The meaning of the IMDb score: 7.5 usually indicates a level of excellence equivalent to about three and a half stars from the critics. 6.0 usually indicates lukewarm watchability, comparable to approximately two and a half stars from the critics. The fives are generally not worthwhile unless they are really your kind of material, equivalent to about a two star rating from the critics, or a C- from our system. Films rated below five are generally awful even if you like that kind of film - this score is roughly equivalent to one and a half stars from the critics or a D on our scale. (Possibly even less, depending on just how far below five the rating is.

Our own guideline:

  • A means the movie is so good it will appeal to you even if you hate the genre.
  • B means the movie is not good enough to win you over if you hate the genre, but is good enough to do so if you have an open mind about this type of film. Any film rated B- or better is recommended for just about anyone. In order to rate at least a B-, a film should be both a critical and commercial success. Exceptions: (1) We will occasionally rate a film B- with good popular acceptance and bad reviews, if we believe the critics have severely underrated a film. (2) We may also assign a B- or better to a well-reviewed film which did not do well at the box office if we feel that the fault lay in the marketing of the film, and that the film might have been a hit if people had known about it. (Like, for example, The Waterdance.)
  • C+ means it has no crossover appeal, but will be considered excellent by people who enjoy this kind of movie. If this is your kind of movie, a C+ and an A are indistinguishable to you.
  • C means it is competent, but uninspired genre fare. People who like this kind of movie will think it satisfactory. Others probably will not.
  • C- indicates that it we found it to be a poor movie, but genre addicts find it watchable. Any film rated C- or better is recommended for fans of that type of film, but films with this rating should be approached with caution by mainstream audiences, who may find them incompetent or repulsive or both. If this is NOT your kind of movie, a C- and an E are indistinguishable to you.
  • D means you'll hate it even if you like the genre. We don't score films below C- that often, because we like movies and we think that most of them have at least a solid niche audience.

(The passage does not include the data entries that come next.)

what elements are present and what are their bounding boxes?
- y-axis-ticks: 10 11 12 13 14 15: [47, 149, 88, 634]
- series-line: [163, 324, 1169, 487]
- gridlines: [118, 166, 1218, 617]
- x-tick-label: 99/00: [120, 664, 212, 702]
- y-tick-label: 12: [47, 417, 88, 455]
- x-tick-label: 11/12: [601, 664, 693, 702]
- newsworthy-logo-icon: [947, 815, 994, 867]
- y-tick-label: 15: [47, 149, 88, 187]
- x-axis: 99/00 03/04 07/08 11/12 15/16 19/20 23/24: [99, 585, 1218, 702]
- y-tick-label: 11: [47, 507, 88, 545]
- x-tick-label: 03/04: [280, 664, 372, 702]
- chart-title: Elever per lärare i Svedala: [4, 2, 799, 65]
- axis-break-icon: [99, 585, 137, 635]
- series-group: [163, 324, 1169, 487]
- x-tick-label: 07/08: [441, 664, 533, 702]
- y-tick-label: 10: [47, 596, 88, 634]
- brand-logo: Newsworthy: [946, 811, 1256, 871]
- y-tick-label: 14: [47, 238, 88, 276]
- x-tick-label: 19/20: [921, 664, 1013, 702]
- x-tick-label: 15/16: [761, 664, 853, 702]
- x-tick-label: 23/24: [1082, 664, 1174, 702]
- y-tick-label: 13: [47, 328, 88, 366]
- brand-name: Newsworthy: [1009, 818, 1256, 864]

Now that you know that, you should have serious reservations about any movie below C-. Films rated below C- generally have both bad reviews and poor popular acceptance.
  • E means that you'll hate it even if you love the genre.
  • F means that the film is not only unappealing across-the-board, but technically inept as well.


Based on this description, this film is a C-. It is a watchable romantic comedy which is not at all unpleasant except for the grunge score. Although it is about the grunge scene and has quite a bit of nudity, it is actually quite bland and unthreatening, as if a TV sitcom got a minor re-write.